After passing the House last month by a comfortable margin, Indiana HB-1312 was defeated in a Senate committee by a vote of 8-2. The bill allowed every public notice in the state to eventually be posted on a state-agency website. It was rejected a week after the Hoosier State Press Association (HSPA) organized a statehouse rally at which “more than 100 Indiana publishers, editors, reporters and subscribers gathered outside the Senate chambers” to oppose the bill, according to Johnston County’s Daily Journal.
At a March 13 hearing, HB-1312 sponsor Rep. Jennifer Meltzer and government agency lobbyists said the bill was necessary because local governments “have struggled to get notices published in a timely fashion in non-daily newspapers,” reported The Seymour Tribune. Rep. Meltzer made the same claim to support legislation she sponsored last year that made Indiana the first state to authorize government units to publish notice on some newspaper websites or e-editions instead of print. That bill was supported by HSPA.

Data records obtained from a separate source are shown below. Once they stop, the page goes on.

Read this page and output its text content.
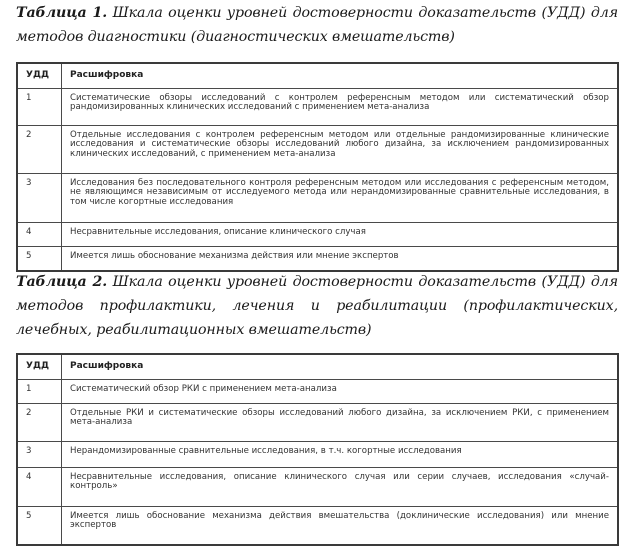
Таблица 1. Шкала оценки уровней достоверности доказательств (УДД) для методов диагностики (диагностических вмешательств)
УДД	Расшифровка
1	Систематические обзоры исследований с контролем референсным методом или систематический обзор рандомизированных клинических исследований с применением мета-анализа
2	Отдельные исследования с контролем референсным методом или отдельные рандомизированные клинические исследования и систематические обзоры исследований любого дизайна, за исключением рандомизированных клинических исследований, с применением мета-анализа
3	Исследования без последовательного контроля референсным методом или исследования с референсным методом, не являющимся независимым от исследуемого метода или нерандомизированные сравнительные исследования, в том числе когортные исследования
4	Несравнительные исследования, описание клинического случая
5	Имеется лишь обоснование механизма действия или мнение экспертов
Таблица 2. Шкала оценки уровней достоверности доказательств (УДД) для методов профилактики, лечения и реабилитации (профилактических, лечебных, реабилитационных вмешательств)
УДД	Расшифровка
1	Систематический обзор РКИ с применением мета-анализа
2	Отдельные РКИ и систематические обзоры исследований любого дизайна, за исключением РКИ, с применением мета-анализа
3	Нерандомизированные сравнительные исследования, в т.ч. когортные исследования
4	Несравнительные исследования, описание клинического случая или серии случаев, исследования «случай-контроль»
5	Имеется лишь обоснование механизма действия вмешательства (доклинические исследования) или мнение экспертов
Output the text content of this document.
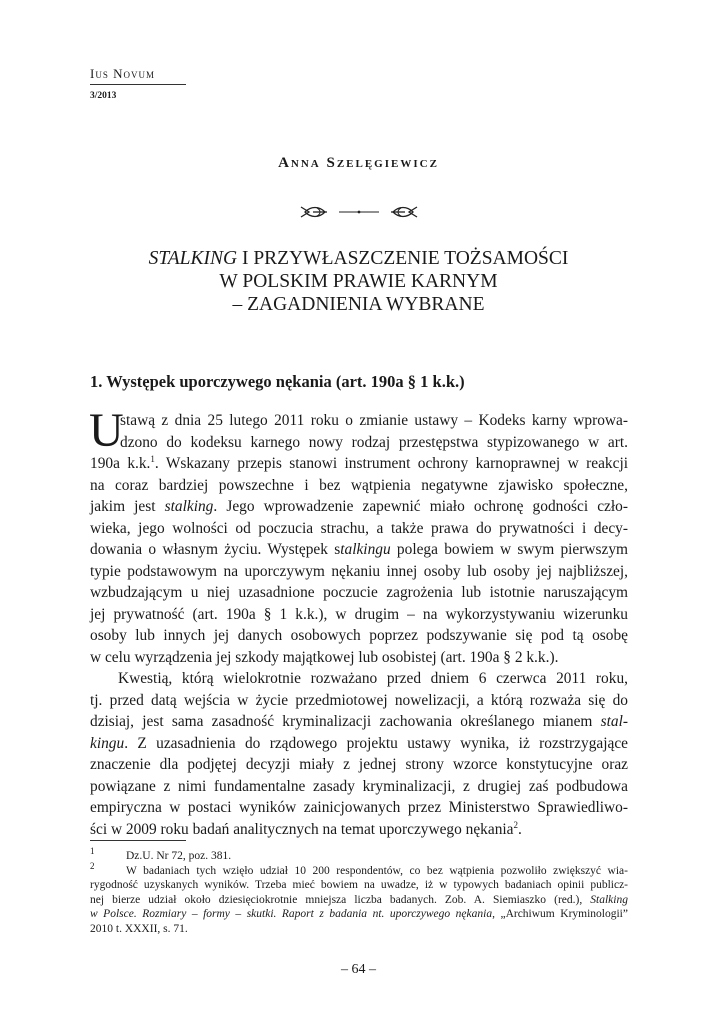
Ius Novum
3/2013
Anna Szelęgiewicz
STALKING I PRZYWŁASZCZENIE TOŻSAMOŚCI
W POLSKIM PRAWIE KARNYM
– ZAGADNIENIA WYBRANE
1. Występek uporczywego nękania (art. 190a § 1 k.k.)
U
stawą z dnia 25 lutego 2011 roku o zmianie ustawy – Kodeks karny wprowa-
dzono do kodeksu karnego nowy rodzaj przestępstwa stypizowanego w art.
190a k.k.$^1$. Wskazany przepis stanowi instrument ochrony karnoprawnej w reakcji
na coraz bardziej powszechne i bez wątpienia negatywne zjawisko społeczne,
jakim jest stalking. Jego wprowadzenie zapewnić miało ochronę godności czło-
wieka, jego wolności od poczucia strachu, a także prawa do prywatności i decy-
dowania o własnym życiu. Występek stalkingu polega bowiem w swym pierwszym
typie podstawowym na uporczywym nękaniu innej osoby lub osoby jej najbliższej,
wzbudzającym u niej uzasadnione poczucie zagrożenia lub istotnie naruszającym
jej prywatność (art. 190a § 1 k.k.), w drugim – na wykorzystywaniu wizerunku
osoby lub innych jej danych osobowych poprzez podszywanie się pod tą osobę
w celu wyrządzenia jej szkody majątkowej lub osobistej (art. 190a § 2 k.k.).
Kwestią, którą wielokrotnie rozważano przed dniem 6 czerwca 2011 roku,
tj. przed datą wejścia w życie przedmiotowej nowelizacji, a którą rozważa się do
dzisiaj, jest sama zasadność kryminalizacji zachowania określanego mianem stal-
kingu. Z uzasadnienia do rządowego projektu ustawy wynika, iż rozstrzygające
znaczenie dla podjętej decyzji miały z jednej strony wzorce konstytucyjne oraz
powiązane z nimi fundamentalne zasady kryminalizacji, z drugiej zaś podbudowa
empiryczna w postaci wyników zainicjowanych przez Ministerstwo Sprawiedliwo-
ści w 2009 roku badań analitycznych na temat uporczywego nękania$^2$.
$^1$	Dz.U. Nr 72, poz. 381.
$^2$	W badaniach tych wzięło udział 10 200 respondentów, co bez wątpienia pozwoliło zwiększyć wia-
rygodność uzyskanych wyników. Trzeba mieć bowiem na uwadze, iż w typowych badaniach opinii publicz-
nej bierze udział około dziesięciokrotnie mniejsza liczba badanych. Zob. A. Siemiaszko (red.), Stalking
w Polsce. Rozmiary – formy – skutki. Raport z badania nt. uporczywego nękania, „Archiwum Kryminologii”
2010 t. XXXII, s. 71.
– 64 –
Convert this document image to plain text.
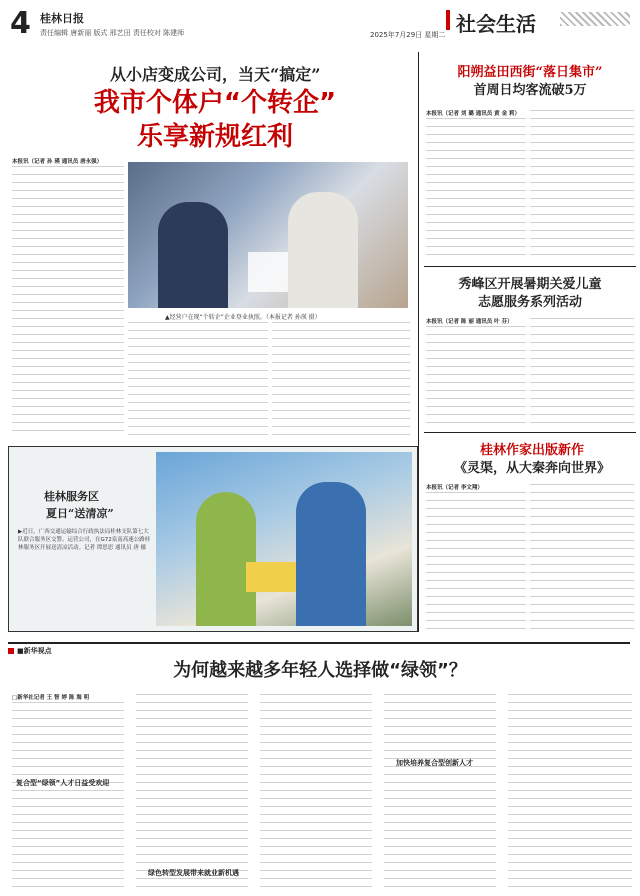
4 桂林日报
责任编辑 唐新丽 版式 邢艺田 责任校对 陈建师	2025年7月29日 星期二 社会生活
从小店变成公司，当天“搞定”
我市个体户“个转企”
乐享新规红利
本报讯（记者 孙 瑛 通讯员 唐永强）
▲经营户在现“个转企”企业登业执照。（本报记者 孙瑛 摄）
阳朔益田西街“落日集市”
首周日均客流破5万
本报讯（记者 刘 璐 通讯员 黄 金 莉）
秀峰区开展暑期关爱儿童
志愿服务系列活动
本报讯（记者 陈 丽 通讯员 叶 芬）
桂林作家出版新作
《灵渠，从大秦奔向世界》
本报讯（记者 李文翔）
桂林服务区
夏日“送清凉”
▶近日，广西交通运输综合行政执法局桂林支队第七大队联合服务区交警、运营公司，在G72泉南高速公路桂林服务区开展送清凉活动。记者 谭思思 通讯员 唐 摄
■新华视点
为何越来越多年轻人选择做“绿领”？
□新华社记者 王 智 婷 陈 海 明
复合型“绿领”人才日益受欢迎
绿色转型发展带来就业新机遇
加快培养复合型创新人才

Georgia SB-189 authorized the Department of Community Affairs (DCA) to develop a public notice website and required notices published in newspapers to also be posted on the DCA website for up to $25 per notice. It wouldn’t have displaced newspapers from the public notice process, but would have allowed notices to be posted on the DCA website in lieu of newspaper publication if no papers maintained an office within a particular county. The bill also stipulated notices posted on the state-agency website would be legally valid if “an error is made in the text or publication date” of the newspaper notice.
The committee that considered SB-189 decided not to move the bill, according to a newspaper industry source who opposed it. After learning 400,000 notices were already published every year at no cost to taxpayers on the Georgia Press Association’s statewide public notice site, committee members concluded the cost of building the DCA site didn’t make sense.
In West Virginia, SB-891 required the state auditor to maintain a State Central Legal Advertising website and allowed all official notice to be posted on the site free of charge. It retained the first publication of every newspaper notice but authorized subsequent insertions to be posted on the state-agency website in lieu of newspaper publication. It was rejected last week by a Senate committee in a bipartisan voice vote, according to the Parkersburg News and Sentinel, which reports the state auditor’s history with digital notice and the progress of the West Virginia Press Association’s statewide public notice site dissuaded committee members from recommending it to the full Senate.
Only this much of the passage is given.